1. Field of the Invention
The invention relates to a method of fabricating an integrated circuit, and more particularly to a method of fabricating a load resistor for a static random access memory (SRAM).
2. Description of the Related Art
A SRAM is widely used in integrated circuits, and plays an especially important role in the electronic industry. The unanimous target for the industries is to fabricate a device with reduced dimensions and high quality. A load resistor is one of the devices that constitute a SRAM cell and is usually made of lightly doped or undoped polysilicon.
A circuit diagram of a SRAM cell is shown in FIG. 1. The SRAM cell includes two load resistors, R.sub.1, and R.sub.2, two pull down transistors, Q.sub.1 and Q.sub.2, and two pass transistors, Q.sub.3 and Q.sub.4. A first polysilicon layer is employed as a gate of the transistor Q.sub.1, Q.sub.2, Q.sub.3, Q.sub.4, and a second polysilicon is formed as load resistor. The second polysilicon layer comprises a highly resistant part used as a load resistor, and a minorly resistant part used as an interconnect. In the prior technique, the low resistant part, that is, the interconnect, is formed by heavily doping a part of the second polysilicon layer, while the high resistant part, that is, the load resistor, is formed by lightly doping the second polysilicon layer. The interconnect and the load resistor construct a circuit path from the power source V.sub.CC to the nodes A and B.
FIGS. 2A-2D are schematic, cross-sectional views illustrating fabrication of an SRAM. Referring to FIG. 2A, a substrate 200 has at least an isolation structure 202, a buried contact 204 and a defined polysilicon layer 206 formed thereon. An inter-poly dielectric (IPD) layer 208 is formed over the substrate 200.

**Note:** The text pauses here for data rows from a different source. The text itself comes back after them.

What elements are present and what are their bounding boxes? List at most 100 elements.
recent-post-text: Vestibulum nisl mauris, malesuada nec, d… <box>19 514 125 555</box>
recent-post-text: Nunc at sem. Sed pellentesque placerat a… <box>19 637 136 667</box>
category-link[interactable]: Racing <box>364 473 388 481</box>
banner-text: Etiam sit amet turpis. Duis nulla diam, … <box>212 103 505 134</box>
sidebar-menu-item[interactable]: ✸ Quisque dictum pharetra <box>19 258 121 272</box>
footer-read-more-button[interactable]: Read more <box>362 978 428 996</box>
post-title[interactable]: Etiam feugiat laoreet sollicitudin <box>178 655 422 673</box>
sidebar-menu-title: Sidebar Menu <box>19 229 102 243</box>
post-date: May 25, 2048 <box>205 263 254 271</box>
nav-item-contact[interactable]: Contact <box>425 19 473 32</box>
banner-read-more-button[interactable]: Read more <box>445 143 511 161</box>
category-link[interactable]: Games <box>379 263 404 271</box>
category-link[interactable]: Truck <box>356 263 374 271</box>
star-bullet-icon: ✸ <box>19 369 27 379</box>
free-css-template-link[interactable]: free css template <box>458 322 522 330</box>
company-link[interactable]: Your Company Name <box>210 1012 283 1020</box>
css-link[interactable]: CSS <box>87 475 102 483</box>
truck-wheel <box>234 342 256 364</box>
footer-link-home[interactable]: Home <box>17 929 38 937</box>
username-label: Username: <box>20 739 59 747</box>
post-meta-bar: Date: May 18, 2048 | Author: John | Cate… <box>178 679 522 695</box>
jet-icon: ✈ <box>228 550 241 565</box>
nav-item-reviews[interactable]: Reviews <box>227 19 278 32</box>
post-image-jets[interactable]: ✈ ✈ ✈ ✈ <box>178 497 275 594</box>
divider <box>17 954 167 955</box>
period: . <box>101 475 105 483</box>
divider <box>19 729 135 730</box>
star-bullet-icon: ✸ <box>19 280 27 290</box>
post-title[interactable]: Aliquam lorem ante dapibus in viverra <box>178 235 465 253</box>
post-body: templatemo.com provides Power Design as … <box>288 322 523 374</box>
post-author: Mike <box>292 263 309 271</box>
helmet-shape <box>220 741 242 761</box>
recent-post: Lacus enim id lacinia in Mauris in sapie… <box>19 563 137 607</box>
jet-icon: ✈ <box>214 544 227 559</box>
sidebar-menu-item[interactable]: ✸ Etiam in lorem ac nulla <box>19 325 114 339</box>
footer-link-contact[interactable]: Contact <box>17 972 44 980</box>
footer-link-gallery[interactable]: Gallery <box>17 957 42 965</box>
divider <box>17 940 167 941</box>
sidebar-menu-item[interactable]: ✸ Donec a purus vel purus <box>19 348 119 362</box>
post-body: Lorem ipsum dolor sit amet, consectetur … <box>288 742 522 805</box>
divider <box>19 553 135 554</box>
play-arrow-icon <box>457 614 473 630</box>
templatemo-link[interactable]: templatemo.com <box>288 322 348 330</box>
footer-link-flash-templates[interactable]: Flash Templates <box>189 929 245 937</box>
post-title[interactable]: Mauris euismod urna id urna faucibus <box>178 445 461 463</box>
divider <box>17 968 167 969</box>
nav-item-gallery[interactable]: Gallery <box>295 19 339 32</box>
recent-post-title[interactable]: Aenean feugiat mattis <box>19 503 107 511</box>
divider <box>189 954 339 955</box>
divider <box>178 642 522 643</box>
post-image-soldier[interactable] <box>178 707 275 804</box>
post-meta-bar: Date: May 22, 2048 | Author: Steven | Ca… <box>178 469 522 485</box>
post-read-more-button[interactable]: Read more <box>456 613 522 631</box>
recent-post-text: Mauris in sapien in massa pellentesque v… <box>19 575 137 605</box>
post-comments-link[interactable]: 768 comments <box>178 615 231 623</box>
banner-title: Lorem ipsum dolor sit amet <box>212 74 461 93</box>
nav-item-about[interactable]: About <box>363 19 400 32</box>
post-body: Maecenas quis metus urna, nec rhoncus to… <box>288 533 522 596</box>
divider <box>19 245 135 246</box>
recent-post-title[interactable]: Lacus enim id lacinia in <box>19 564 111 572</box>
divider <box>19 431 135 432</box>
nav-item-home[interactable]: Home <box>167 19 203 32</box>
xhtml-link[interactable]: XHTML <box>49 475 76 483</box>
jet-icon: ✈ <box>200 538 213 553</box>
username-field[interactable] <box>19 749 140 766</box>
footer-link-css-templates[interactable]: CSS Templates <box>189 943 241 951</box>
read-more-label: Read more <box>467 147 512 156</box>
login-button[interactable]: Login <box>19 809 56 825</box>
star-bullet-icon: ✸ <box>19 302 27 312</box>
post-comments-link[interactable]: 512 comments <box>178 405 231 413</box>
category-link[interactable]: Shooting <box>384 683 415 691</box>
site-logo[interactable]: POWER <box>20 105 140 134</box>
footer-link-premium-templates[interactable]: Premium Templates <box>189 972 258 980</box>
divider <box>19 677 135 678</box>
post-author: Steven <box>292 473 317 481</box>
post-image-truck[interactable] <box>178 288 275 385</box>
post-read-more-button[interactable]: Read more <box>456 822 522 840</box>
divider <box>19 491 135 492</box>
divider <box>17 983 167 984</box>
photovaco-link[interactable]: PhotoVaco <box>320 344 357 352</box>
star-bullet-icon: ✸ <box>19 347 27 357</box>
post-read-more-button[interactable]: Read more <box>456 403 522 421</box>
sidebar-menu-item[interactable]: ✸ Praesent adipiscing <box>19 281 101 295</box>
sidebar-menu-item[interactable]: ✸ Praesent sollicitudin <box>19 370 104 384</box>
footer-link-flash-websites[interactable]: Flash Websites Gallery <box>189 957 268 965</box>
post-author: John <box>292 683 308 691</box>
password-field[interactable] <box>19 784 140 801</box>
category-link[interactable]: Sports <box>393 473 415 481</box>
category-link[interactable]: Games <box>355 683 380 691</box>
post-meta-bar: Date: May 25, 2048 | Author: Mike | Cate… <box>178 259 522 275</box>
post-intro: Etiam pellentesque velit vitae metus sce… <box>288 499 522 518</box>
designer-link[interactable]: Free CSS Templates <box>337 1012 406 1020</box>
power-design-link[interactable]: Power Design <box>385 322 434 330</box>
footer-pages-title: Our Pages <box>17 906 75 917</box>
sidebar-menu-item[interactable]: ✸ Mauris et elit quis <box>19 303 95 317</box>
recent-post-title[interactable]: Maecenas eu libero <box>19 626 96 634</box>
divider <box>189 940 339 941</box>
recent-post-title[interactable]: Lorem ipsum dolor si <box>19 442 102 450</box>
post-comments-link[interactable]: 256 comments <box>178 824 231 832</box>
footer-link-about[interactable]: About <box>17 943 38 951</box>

The IPD layer 208 is patterned and then etched to remove a portion of the IPD layer 208 and to expose the polysilicon layer 206, as shown in FIG. 2B. A polysilicon layer 210 is formed on the substrate 200 and is doped with impurities by ion implantation 212. The dosage of the ion implantation 212 is decided by the resistivity of a load resistor in a subsequent process. The polysilicon layer 210 is then defined to form a desired pattern for an interconnect and the load resistor.
An ion implantation mask 214 is then formed on the defined polysilicon layer 210 to cover a pre-determined position for the poly load 210b, as shown in FIG. 2C. An ion implantation 216 is performed on the polysilicon layer 210a exposed by the ion implantation mask 214. The polysilicon layer 210a with ion implantation 216 serves as a part of the interconnect and the polysilicon 210b covered by the ion implantation mask 214 is used as a load resistor. The polysilicon layer 210a should be doped with a high enough dosage by the ion implantation 216, to thereby serve as the interconnect. An annealing step is performed on the polysilicon layer 210a, 210b to activate the ions inside.
Referring to FIG. 2D, an inter-layer dielectric (ILD) layer 218 is formed over the substrate 200 and a contact 220 is formed within the ILD layer 218 and the IPD layer 208a. A wiring line 222 is then formed on the ILD layer 218 and is electrically connected with the substrate 200 through the contact 220.
As mentioned above, the processes for the load resistor 210b at least includes the steps of deposition, ion implantation, annealing and patterning. The process is not only complicated but also wastes fabricating time and cost.
In addition, when the ILD layer 218 is formed by plasma enhanced chemical vapor deposition (PECVD), the charges in the plasma environment easily disrupt the load resistor 210b, such that the load resistor 210b cannot sustain its high resistivity, thereby affecting the reliability of the device.